In my view, joining the dots between social media and any existing or new media channels, (whether online or offline) is critical.
I look at six key elements in the social media process:
- Marketing planning
- Marketing implementation and integration
- Ongoing engagement and responsiveness
- Considering social media data
- Measuring results
If a business wants to develop a social media presence, it needs to allocate the time and resource to ensuring that these steps are managed. Also, as part of the engagement strategy, just like any other marketing channel, regular social media activity needs to be scheduled and delivered. It is also worth considering that social media operates 24 / 7, so there will be a need for businesses to consider how to monitor customer posts that occur out of hours and at weekends.
Joining the dots
Social media marketing needs to be integrated into existing online and offline marketing activity, keeping the social media channels and messaging consistent, and producing a fully rounded, integrated marketing story for a brand. To achieve this, consideration needs to be given to the brand itself, the company’s values, the overall marketing strategy, budgets (both in terms of money and resource), measurable goals, social strategy, and customer communications.
It is also essential to explore the key metrics and the end goals of the business before starting the process – whether that’s gaining customers, making sales, or revenue, donations or profit.
The critical starting point part is the strategy, which requires thought, commitment and understanding of the business’s audience, and how best to communicate with prospects and customers. What is the size of the market? Any trends to be aware of? Who are your customers and prospects? What are their needs? What and why do they buy? How much do they spend? What does the competition look like?
Once that research is complete, you can begin to work out the communication strategy – how can you best make a connection with your specific target audience? What are your brand values? How to do you want to communicate with your customer or prospect – offline? online? What should your website look like? Is TV appropriate? Or print? Which social media best fit your goals? Where and how is your audience they likely to engage with you? Facebook? Or Pinterest? Or Google Plus? Or You Tube? Or a combination of all of them? Is it about competitions, or building a network?
Understanding the demographics of the various social media channels is every bit as critical as creative, which – no matter how clever or witty or engaging - will fall on deaf ears if it’s inappropriately targeted.
Having made that decision, how can you link them all together into one over-arching message? For me, social media is about creating an ineractive buzz – it’s about moving the conversation throughout the marketing channels both online and offline – teasing your customers into engaging with you – developing a brand and story, interrupting the story and moving it across channels all the time making the process fun, engaging and interactive.
Once you have engaged your audience, the job becomes increasing reach while maintaining engagement levels, coming up with fresh material and content … with the ultimate goal of making it easier and more appealing for your audience to buy from you. And that’s the secret – you need to make them want to buy from you, recommend you to their friends and connections, talk about you.
Fully rounded activity
Having worked out which social media to integrate into your marketing activity, and how to make them engaging, build a calendar of events, posts, content and links. And stick to it. If you’re not able to guarantee you can keep the momentum going, don’t even think about social media. It’s time-consuming, and can become a costly waste of time and resource if adopted on an ad-hoc basis.

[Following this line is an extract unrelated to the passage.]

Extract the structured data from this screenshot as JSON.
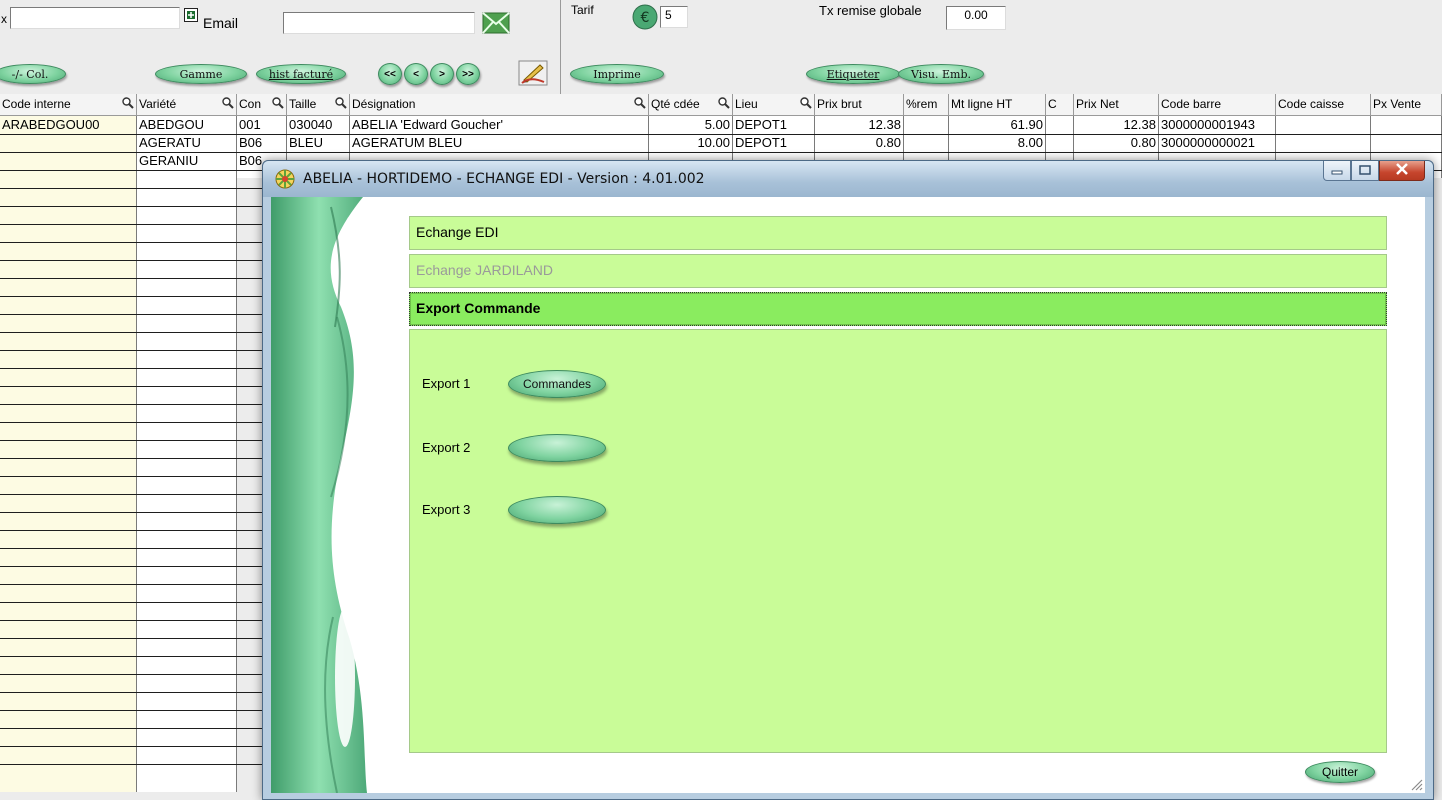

Keep the activity alive – here are a couple of examples, both clever, with one slightly flawed, the other excellent:
Don’t fail to deliver on your promises
Daz has a great concept on Facebook where there’s a storyline developed along a soap opera theme involving characters from Cleaner Close. The campaign works across channels – Daz’s Dive DRTV ad pushes viewers to Facebook to see how the dive ends up. BUT in this instance, Daz fails to deliver. Though they draw viewers into the soap opera storyline, the dive is not shown in the video clip … which has clearly upset viewers who took the trouble to “comment” and express their disappointment.
A great example from Innocent
Then there’s the Innocent website – excellent in that it reflects the brand’s core values, is simple and clear to read, with great sales promotion concepts such as the Big Knit, great characters and strong links to Facebook and their blog. It even has a link heading called “Bored?” – irresistible!
For me this is a great example of making social media work for a product which is essentially an impulse purchase. It engages customers, builds loyalty, and keeps them coming back for more. Not only is it fun, but it’s healthy too! They bring the characters to life and engage their customers by running votes and competitions, their blog brings the story to life, and they pursue their brand values through charitable donations and links.
What’s clear about this activity is that it was not thought up in a day. It was carefully planned and developed, the characters took time and budget to develop, and the activity is regularly managed and kept up to date. In particular, there is a clear strategy and branding which is consistent through all Innocent’s marketing activity, both online and offline.
It is businesses who approach their social media strategy in such a way who will enjoy the greatest success.